Social capital creates value for CBS
By Peter Jonasson, University Director, CBS
Social capital creates value for CBS
You’ll be chairman for a project about social capital! That was the invitation I received from HR about a year ago, when I started as university director.
I was sceptical. In my opinion, staff projects based on very complex theory to be facilitated by consultants often fail to produce tangible benefits in the daily life of employees. They become words on slides, which no one ever uses.
Today, I am quite happy about this project. I think we have succeeded in creating a project which, based on social capital theory, has addressed concrete issues, but also points to a way forward in developing our management practice, the way we work together across our organisation and the individual staff member's approach to the task at hand.
Specific, relevant and manageable
Basically, the project is about how social capital can contribute positively to collaboration issues between the different units within education, research and administration, because we know that collaborating across these main areas is particularly difficult.
The steering committee were quick to agree that the concept of "social capital" is very difficult to make concrete and relevant. So we took it down to trying to solve specific collaboration problems between the units in the different areas. The challenges were to be about something that the units found relevant. And the problem had to be manageable enough to be solved. It didn't mean that the problem had to be easy to solve, but that the problem formulation had to be clear enough to decide whether the issue had been solved. On this basis we could draw some more general conclusions on how to improve the types of collaboration at CBS.
I think that exactly this approach is the very essence of why this project receives positive feedback, and why we have been successful in engaging a relatively large group of staff with the support of local managers. It has to be noted that the managers were allowed to say no to participate in the project and that the hours spent on the project haven't been reimbursed.
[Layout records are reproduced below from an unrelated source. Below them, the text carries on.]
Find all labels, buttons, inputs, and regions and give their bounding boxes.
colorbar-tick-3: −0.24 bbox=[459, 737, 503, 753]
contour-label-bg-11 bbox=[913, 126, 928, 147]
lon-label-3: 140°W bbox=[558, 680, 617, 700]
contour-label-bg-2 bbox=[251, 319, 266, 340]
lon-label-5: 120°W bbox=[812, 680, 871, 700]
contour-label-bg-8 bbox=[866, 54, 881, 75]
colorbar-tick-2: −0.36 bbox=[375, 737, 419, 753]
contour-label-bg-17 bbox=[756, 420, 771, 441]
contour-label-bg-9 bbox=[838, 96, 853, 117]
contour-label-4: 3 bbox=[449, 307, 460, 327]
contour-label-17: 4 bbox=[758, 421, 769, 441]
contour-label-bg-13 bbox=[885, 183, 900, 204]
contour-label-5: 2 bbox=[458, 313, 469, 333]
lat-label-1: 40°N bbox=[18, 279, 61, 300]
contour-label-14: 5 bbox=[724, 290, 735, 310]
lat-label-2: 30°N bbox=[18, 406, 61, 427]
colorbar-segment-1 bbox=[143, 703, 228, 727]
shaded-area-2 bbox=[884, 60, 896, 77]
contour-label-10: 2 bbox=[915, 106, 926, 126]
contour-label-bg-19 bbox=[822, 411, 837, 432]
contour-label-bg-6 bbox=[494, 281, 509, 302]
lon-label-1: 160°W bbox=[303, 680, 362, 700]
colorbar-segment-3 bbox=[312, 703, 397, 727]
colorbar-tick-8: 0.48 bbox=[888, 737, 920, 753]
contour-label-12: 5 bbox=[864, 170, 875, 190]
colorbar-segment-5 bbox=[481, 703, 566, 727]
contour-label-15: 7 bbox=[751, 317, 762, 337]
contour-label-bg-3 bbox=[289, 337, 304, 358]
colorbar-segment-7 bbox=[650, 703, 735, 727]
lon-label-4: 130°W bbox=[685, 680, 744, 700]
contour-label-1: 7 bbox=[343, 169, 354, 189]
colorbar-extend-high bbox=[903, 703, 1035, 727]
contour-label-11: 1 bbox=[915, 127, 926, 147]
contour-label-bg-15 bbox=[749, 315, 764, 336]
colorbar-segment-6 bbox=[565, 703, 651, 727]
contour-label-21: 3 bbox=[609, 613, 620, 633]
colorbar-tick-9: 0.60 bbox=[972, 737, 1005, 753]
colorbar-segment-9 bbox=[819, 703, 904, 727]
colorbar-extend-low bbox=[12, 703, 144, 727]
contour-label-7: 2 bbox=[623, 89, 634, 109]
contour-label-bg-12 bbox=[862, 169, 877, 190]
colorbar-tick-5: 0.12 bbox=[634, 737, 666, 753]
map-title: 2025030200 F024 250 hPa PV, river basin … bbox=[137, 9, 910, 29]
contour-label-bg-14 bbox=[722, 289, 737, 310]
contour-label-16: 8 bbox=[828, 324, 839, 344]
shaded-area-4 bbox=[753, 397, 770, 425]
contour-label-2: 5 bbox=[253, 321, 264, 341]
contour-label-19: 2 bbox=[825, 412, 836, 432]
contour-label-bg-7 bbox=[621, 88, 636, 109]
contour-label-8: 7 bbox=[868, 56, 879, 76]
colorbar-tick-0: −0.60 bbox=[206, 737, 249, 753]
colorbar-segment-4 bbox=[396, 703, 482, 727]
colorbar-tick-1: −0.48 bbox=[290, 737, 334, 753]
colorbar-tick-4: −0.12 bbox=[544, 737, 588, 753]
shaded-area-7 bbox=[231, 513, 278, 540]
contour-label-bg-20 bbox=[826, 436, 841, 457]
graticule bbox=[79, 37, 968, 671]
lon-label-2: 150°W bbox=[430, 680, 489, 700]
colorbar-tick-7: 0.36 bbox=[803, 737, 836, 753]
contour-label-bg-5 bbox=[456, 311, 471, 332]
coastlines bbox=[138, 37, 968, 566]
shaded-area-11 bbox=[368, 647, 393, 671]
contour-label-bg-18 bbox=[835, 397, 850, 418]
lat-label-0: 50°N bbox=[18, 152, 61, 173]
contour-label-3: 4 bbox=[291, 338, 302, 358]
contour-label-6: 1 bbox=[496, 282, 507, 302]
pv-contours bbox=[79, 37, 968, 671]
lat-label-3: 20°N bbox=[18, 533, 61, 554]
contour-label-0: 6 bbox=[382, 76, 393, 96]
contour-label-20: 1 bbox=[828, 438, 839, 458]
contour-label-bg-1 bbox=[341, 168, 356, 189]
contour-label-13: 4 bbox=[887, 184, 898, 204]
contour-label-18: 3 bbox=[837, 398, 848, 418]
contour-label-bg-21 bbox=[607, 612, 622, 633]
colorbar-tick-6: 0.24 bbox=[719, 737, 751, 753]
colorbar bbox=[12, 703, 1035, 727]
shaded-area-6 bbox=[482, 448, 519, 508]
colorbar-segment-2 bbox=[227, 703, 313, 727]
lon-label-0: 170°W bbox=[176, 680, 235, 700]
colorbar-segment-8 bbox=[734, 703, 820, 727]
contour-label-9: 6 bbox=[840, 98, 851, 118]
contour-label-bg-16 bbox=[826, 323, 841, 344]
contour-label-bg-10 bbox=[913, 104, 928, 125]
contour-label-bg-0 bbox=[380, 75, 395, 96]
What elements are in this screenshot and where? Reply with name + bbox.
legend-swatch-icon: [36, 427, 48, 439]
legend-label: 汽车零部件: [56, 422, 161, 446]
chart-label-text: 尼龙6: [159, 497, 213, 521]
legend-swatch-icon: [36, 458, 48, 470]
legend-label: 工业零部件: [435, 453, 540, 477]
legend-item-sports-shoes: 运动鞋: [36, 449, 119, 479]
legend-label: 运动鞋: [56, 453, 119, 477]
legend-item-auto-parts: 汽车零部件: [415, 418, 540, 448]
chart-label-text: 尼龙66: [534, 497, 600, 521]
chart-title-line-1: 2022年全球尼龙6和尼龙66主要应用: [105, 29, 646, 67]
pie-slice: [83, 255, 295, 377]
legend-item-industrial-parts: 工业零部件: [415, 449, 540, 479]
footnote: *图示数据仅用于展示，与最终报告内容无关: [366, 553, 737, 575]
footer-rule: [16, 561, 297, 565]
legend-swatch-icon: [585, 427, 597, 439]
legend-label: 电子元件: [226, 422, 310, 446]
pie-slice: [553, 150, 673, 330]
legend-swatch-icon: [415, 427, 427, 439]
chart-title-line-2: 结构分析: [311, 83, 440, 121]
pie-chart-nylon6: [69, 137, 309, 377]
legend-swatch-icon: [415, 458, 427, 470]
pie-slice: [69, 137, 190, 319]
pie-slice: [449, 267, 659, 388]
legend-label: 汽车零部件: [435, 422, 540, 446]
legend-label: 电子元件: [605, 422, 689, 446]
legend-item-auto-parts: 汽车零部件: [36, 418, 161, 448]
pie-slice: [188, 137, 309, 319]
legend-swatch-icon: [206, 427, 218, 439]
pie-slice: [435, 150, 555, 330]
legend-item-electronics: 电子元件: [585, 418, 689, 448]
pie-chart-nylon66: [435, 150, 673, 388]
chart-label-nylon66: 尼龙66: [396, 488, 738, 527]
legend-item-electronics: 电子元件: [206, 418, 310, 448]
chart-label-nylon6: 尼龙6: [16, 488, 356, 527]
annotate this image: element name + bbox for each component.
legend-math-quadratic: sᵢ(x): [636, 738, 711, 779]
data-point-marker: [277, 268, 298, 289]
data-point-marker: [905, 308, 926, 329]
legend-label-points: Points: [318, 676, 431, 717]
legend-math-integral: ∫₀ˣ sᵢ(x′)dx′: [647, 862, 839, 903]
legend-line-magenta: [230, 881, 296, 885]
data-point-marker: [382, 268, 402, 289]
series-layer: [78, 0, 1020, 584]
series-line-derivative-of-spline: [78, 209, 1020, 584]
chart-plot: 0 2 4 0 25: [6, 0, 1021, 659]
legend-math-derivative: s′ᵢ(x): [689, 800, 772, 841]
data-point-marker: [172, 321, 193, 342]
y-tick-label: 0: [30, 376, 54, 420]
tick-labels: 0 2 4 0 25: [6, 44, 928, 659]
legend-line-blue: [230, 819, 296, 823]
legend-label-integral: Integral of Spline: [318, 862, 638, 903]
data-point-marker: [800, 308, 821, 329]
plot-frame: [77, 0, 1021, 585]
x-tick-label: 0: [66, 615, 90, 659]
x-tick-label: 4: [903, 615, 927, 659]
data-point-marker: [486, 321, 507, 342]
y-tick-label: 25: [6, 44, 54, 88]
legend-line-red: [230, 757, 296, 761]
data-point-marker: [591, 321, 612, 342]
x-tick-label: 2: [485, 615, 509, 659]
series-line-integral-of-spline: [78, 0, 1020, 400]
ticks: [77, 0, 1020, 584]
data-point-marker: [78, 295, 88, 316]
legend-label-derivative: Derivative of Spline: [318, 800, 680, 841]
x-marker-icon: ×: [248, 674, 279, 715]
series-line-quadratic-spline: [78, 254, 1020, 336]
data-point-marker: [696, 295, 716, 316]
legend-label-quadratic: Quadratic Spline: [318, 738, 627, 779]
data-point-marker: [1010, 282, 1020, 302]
So it has been a criterion for participating that the local manager could be convinced that the outcome of this experiment would be of at least the same value or more than what the individual employee would have created for the unit.
A couple of examples of experiment headlines are:
· How data on applicants/admitted students can be retrieved, when they can be retrieved and how they are communicated
· Collaboration on a server environment for management information data
· A joint calendar for courses, events and interviews/meetings
· Collaboration on the use of Prophix between the full-time programmes and the budget unit
The learning in this is simple: the best way to get people to cooperate is to place them together and give them the space and the time to find the right solutions without being too restrictive. This is not new - these words probably appear from numerous PowerPoint slides. But it is new that we in fact had some of the units at CBS to collaborate on issues about which several participants said that they had been around forever. They had just never been addressed. So there has been created concrete value for CBS.
Where do we go from here?
This project is very much about employees taking initiative to find a solution together and then attempt to implement the solution in daily life. However, the challenge with this approach is that the Financial Support Unit cannot just come up with their own solution to how we enter expenses at CBS. And the IT-development at CBS cannot just be driven by the individual IT developer.
Over the past couple of years we have worked very hard and determinedly towards creating common standards and procedures at CBS. Usually, this makes efficient and compliant procedures that ensure uniform standards for a given product. And we need that to create a well-run university.
But I firmly believe that all these procedures, rules and concepts are a prerequisite for being able to make room for innovative inter-functional experiments. The musician always needs to learn about the basic elements of playing his instrument. It takes years of practice. And then it is possible to experiment with new ground-breaking types of music. This also goes for good administration.
So now we need to focus on translating the results of our experiments in the project into practice, so that the administration managers can work on how to dose procedures, rules and concepts in a way that makes room for a more experimental method of working - without urging everybody to invent their own local solution.
This will be something we will work on in the CBS administration in the future. The first initiative is a joint seminar on this topic before the summer vacation for all administrative directors and team leaders across the main areas.